Advanced Network Telemetry for AI-Driven Network Optimization in Ultra Ethernet and InfiniBand Interconnects
Main Article Content
Abstract
The sheer proliferation of terascale artificial intelligence (AI) workloads (in disk drive, Hadoop and NoSQL) like distributed deep learning, model inference pipelines, has put unprecedented pressure on data center interconnects. As part of capturing these demands, there is a rampant use of high-performance network technologies such as the Ultra Ethernet, and the InfiniBand in modern infrastructures with ultra-low latency and high bandwidth. But conventional telemetry systems do not have the density and real-time sensitivity to best tune network dynamics with such loads.
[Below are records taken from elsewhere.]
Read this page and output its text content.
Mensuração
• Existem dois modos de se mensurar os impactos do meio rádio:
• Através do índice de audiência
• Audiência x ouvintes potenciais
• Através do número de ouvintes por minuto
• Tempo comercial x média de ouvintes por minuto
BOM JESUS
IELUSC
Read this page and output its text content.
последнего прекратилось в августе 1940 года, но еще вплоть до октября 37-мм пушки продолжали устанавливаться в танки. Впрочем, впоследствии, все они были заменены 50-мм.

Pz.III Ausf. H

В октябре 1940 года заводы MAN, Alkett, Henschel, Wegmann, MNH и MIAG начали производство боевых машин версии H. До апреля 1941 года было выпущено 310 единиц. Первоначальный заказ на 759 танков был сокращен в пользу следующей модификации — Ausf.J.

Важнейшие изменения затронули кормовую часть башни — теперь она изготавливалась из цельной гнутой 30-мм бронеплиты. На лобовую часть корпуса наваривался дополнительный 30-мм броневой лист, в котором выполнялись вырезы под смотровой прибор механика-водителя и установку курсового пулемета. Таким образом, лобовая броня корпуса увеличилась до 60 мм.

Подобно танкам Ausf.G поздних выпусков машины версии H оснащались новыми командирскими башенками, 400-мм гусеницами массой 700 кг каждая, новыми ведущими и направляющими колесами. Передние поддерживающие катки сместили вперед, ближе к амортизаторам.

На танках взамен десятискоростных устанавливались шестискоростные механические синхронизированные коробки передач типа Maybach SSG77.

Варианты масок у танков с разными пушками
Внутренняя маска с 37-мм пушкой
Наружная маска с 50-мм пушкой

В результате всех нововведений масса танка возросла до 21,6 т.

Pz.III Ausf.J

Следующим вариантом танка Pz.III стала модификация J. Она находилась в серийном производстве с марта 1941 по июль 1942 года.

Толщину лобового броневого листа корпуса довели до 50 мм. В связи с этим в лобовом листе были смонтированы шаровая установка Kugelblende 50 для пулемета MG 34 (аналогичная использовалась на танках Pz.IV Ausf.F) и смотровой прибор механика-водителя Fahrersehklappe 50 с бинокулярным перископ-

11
The topic of the paper at hand is the development of advanced network telemetry and AI-based optimization in order to improve performance, identify anomalies, and mitigate congestion in high-speed interconnects. Our architecture is inspired by telemetry and is based on programmable data planes, in-band telemetry and high bandwidth monitoring engines that use to emit highly granular, low-latency data streams. The streams are passed through AI/ML models, such as unsupervised anomaly detectors, predictive congestion algorithms, to dynamically adjust routing and resource allocation. Our findings indicate that this method works well in enhancing usage of communications networks, latency and pro-active management of network health. The paper advances a scalable design of a real-time intelligent network management in next-generation AI systems, and proposes a set of factors it would be necessary to consider in future studies along the telemetry-AI-high-speed networking nexus.